The developed machine learning model takes a time series of one component of tilt records at a station as input and outputs three probabilities at each time epoch: (1) start of an SSE ; (2) end of an SSE; and (3) other than these. This model is a fully convolutional neural network based on PhaseNet (Zhu and Beroza, 2019) which picks P- and S-wave arrivals from seismograms and U-Net (Ronneberger et al., 2015) which performs image segmentation for biomedical images. We used a synthetic dataset for training that consists of a ramp function and a random noise simulating a tilt deformation due to an SSE. The start and end times and the magnitude of the ramp were given randomly. We also used a noise-only dataset without a ramp because a typical recurrence interval of short-term SSEs is several months and an SSE signal is not contained in all of the segments of observed tilt time series. After the training phase, we evaluated the performance of the trained model with a test dataset that is a synthetic one similar to the training dataset. As a result, the model detects 76% of SSE start time epochs (the start time of a ramp) and 72% of SSE end time epochs (the end time of a ramp). The model judges almost all noise-only data correctly. The accuracy decreases as decreasing the signal-to-noise ratio (S/N) of the test data, indicating that it becomes difficult to detect a small SSE signal that is buried in larger noise.

We applied this trained model to the high-sensitivity accelerometer (tiltmeter) time-series records installed at National Research Institute for Earth Science and Disaster Resilience (NIED) Hi-net stations located in western Shikoku, Japan to confirm the applicability to real data.
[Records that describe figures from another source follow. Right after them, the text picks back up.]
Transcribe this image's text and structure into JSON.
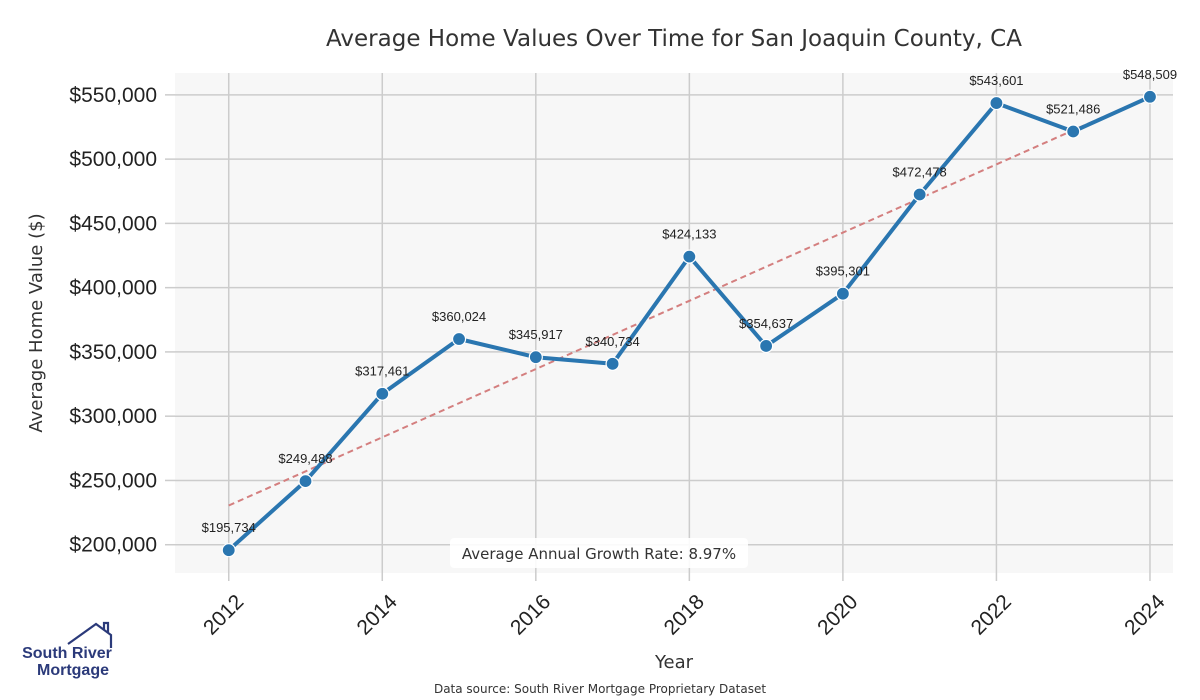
{
  "chart_data": {
    "type": "line",
    "title": "Average Home Values Over Time for San Joaquin County, CA",
    "xlabel": "Year",
    "ylabel": "Average Home Value ($)",
    "x": [
      2012,
      2013,
      2014,
      2015,
      2016,
      2017,
      2018,
      2019,
      2020,
      2021,
      2022,
      2023,
      2024
    ],
    "values": [
      195734,
      249488,
      317461,
      360024,
      345917,
      340734,
      424133,
      354637,
      395301,
      472478,
      543601,
      521486,
      548509
    ],
    "labels": [
      "$195,734",
      "$249,488",
      "$317,461",
      "$360,024",
      "$345,917",
      "$340,734",
      "$424,133",
      "$354,637",
      "$395,301",
      "$472,478",
      "$543,601",
      "$521,486",
      "$548,509"
    ],
    "xticks": [
      "2012",
      "2014",
      "2016",
      "2018",
      "2020",
      "2022",
      "2024"
    ],
    "xtick_values": [
      2012,
      2014,
      2016,
      2018,
      2020,
      2022,
      2024
    ],
    "yticks": [
      "$200,000",
      "$250,000",
      "$300,000",
      "$350,000",
      "$400,000",
      "$450,000",
      "$500,000",
      "$550,000"
    ],
    "ytick_values": [
      200000,
      250000,
      300000,
      350000,
      400000,
      450000,
      500000,
      550000
    ],
    "xlim": [
      2011.3,
      2024.3
    ],
    "ylim": [
      178000,
      567000
    ],
    "trend": {
      "start": [
        2012,
        230500
      ],
      "end": [
        2024,
        549000
      ]
    },
    "grid": true,
    "annotation": "Average Annual Growth Rate: 8.97%",
    "colors": {
      "line": "#2a76b0",
      "trend": "#d47f7f",
      "plot_bg": "#f7f7f7",
      "grid": "#cccccc"
    }
  },
  "footer": {
    "source": "Data source: South River Mortgage Proprietary Dataset"
  },
  "logo": {
    "line1": "South River",
    "line2": "Mortgage",
    "color": "#2b3a7a",
    "icon": "house-icon"
  }
}
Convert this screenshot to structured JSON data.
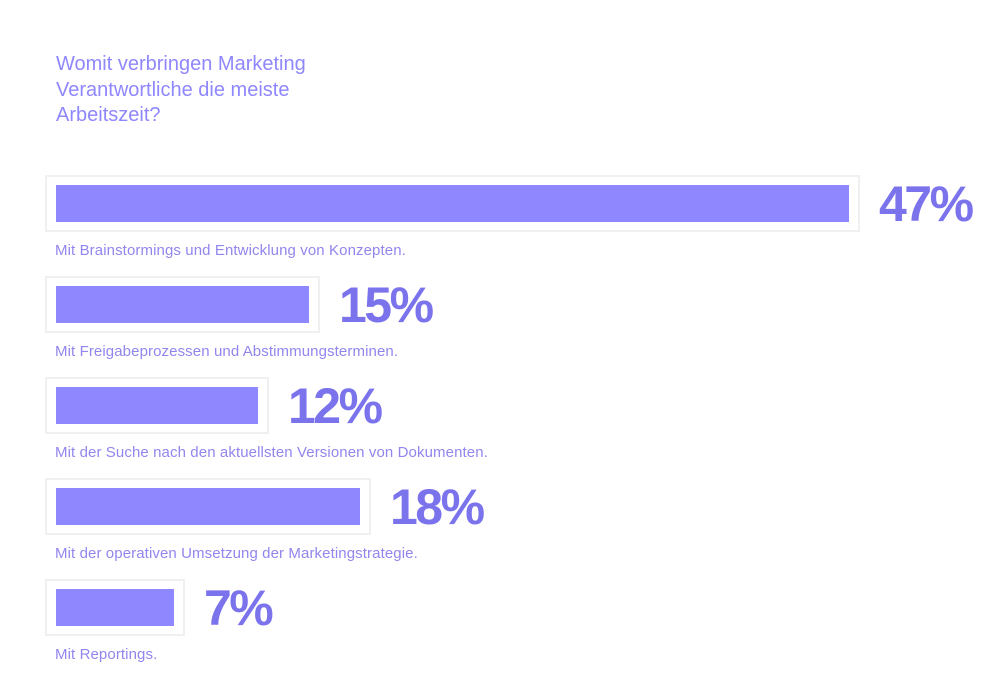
{
  "colors": {
    "accent": "#8f87fd",
    "value_text": "#7b73ec",
    "title_text": "#8f87fd",
    "label_text": "#9186ee"
  },
  "chart_data": {
    "type": "bar",
    "orientation": "horizontal",
    "title": "Womit verbringen Marketing\nVerantwortliche die meiste\nArbeitszeit?",
    "categories": [
      "Mit Brainstormings und Entwicklung von Konzepten.",
      "Mit Freigabeprozessen und Abstimmungsterminen.",
      "Mit der Suche nach den aktuellsten Versionen von Dokumenten.",
      "Mit der operativen Umsetzung der Marketingstrategie.",
      "Mit Reportings."
    ],
    "values": [
      47,
      15,
      12,
      18,
      7
    ],
    "value_labels": [
      "47%",
      "15%",
      "12%",
      "18%",
      "7%"
    ],
    "unit": "%",
    "xlim": [
      0,
      47
    ],
    "grid": false,
    "legend": "none"
  }
}
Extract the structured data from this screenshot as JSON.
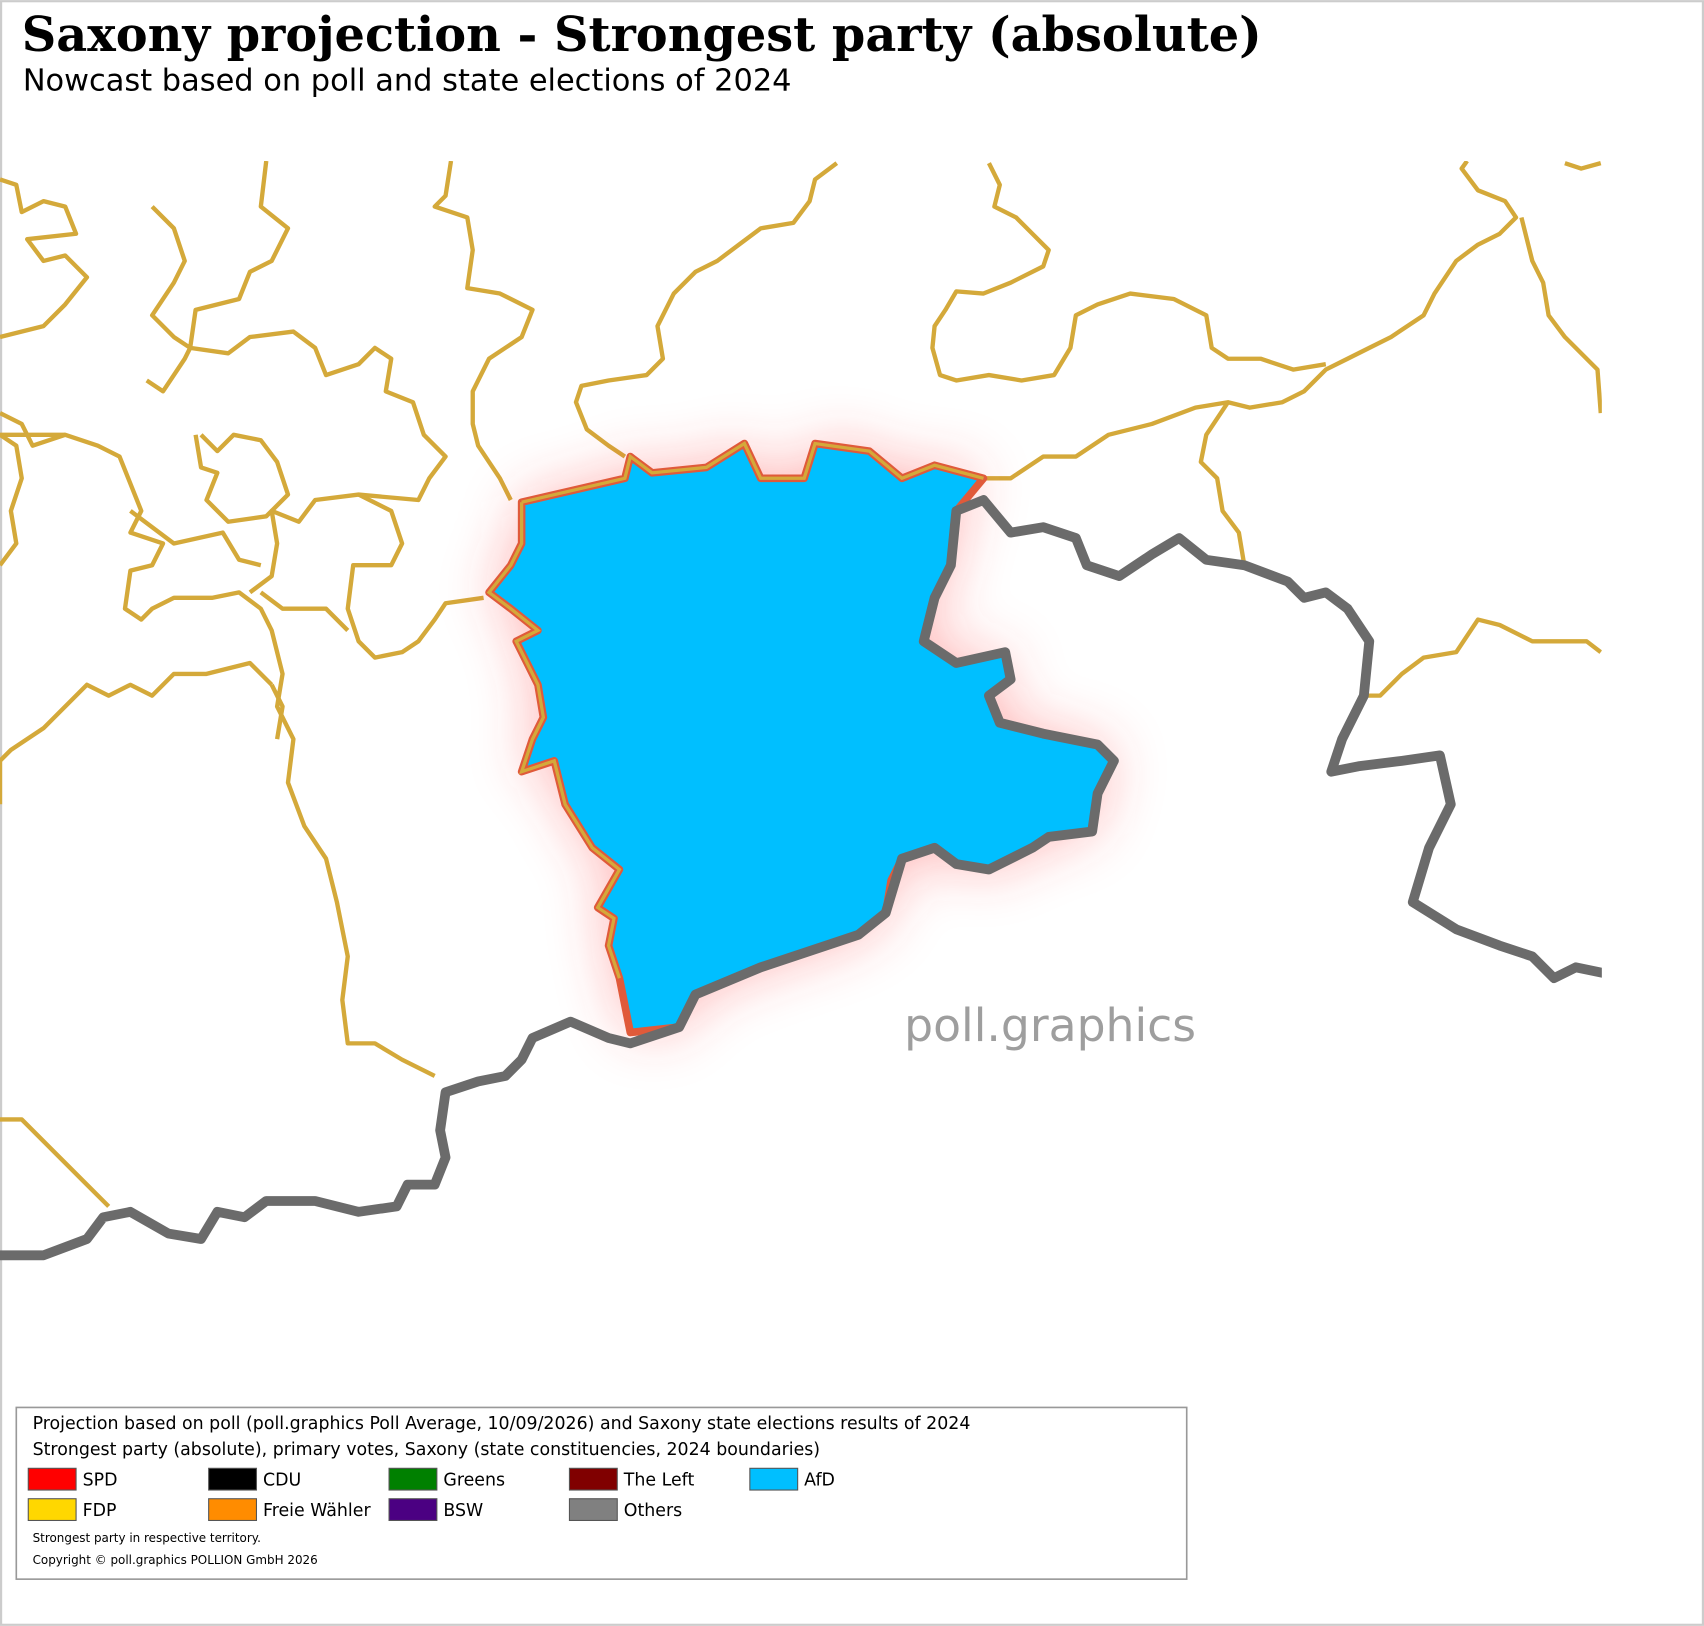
{
  "header": {
    "title": "Saxony projection - Strongest party (absolute)",
    "subtitle": "Nowcast based on poll and state elections of 2024"
  },
  "watermark": "poll.graphics",
  "legend": {
    "lines": [
      "Projection based on poll (poll.graphics Poll Average, 10/09/2026) and Saxony state elections results of 2024",
      "Strongest party (absolute), primary votes, Saxony (state constituencies, 2024 boundaries)"
    ],
    "items": [
      {
        "label": "SPD",
        "color": "#ff0000"
      },
      {
        "label": "CDU",
        "color": "#000000"
      },
      {
        "label": "Greens",
        "color": "#008000"
      },
      {
        "label": "The Left",
        "color": "#800000"
      },
      {
        "label": "AfD",
        "color": "#00bfff"
      },
      {
        "label": "FDP",
        "color": "#ffd700"
      },
      {
        "label": "Freie Wähler",
        "color": "#ff8c00"
      },
      {
        "label": "BSW",
        "color": "#4b0082"
      },
      {
        "label": "Others",
        "color": "#808080"
      }
    ],
    "notes": [
      "Strongest party in respective territory.",
      "Copyright © poll.graphics POLLION GmbH 2026"
    ]
  }
}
We used 10 years (2003/01/01 to 2012/12/31) of tilt time series data. Compared the detected SSEs by the model with the short-term SSE catalog of Hirose and Kimura (2020), we successfully detected 20 of the start or end time of SSEs out of 32 events during the studied period. Furthermore, we obtained 99 possible SSE detections without corresponding reported events.

The obtained performance (63% =20/32) is reasonably good, but there are many possible improvements to gain a better performance, for example, multiple components used, better treatments for abnormal and missing observations contained in the real data, synthetic data with more similar noise characteristics to real data, and so on. The improved model with better detection than human inspection would be useful to better understand the strain accumulation process in subduction zones quantitatively.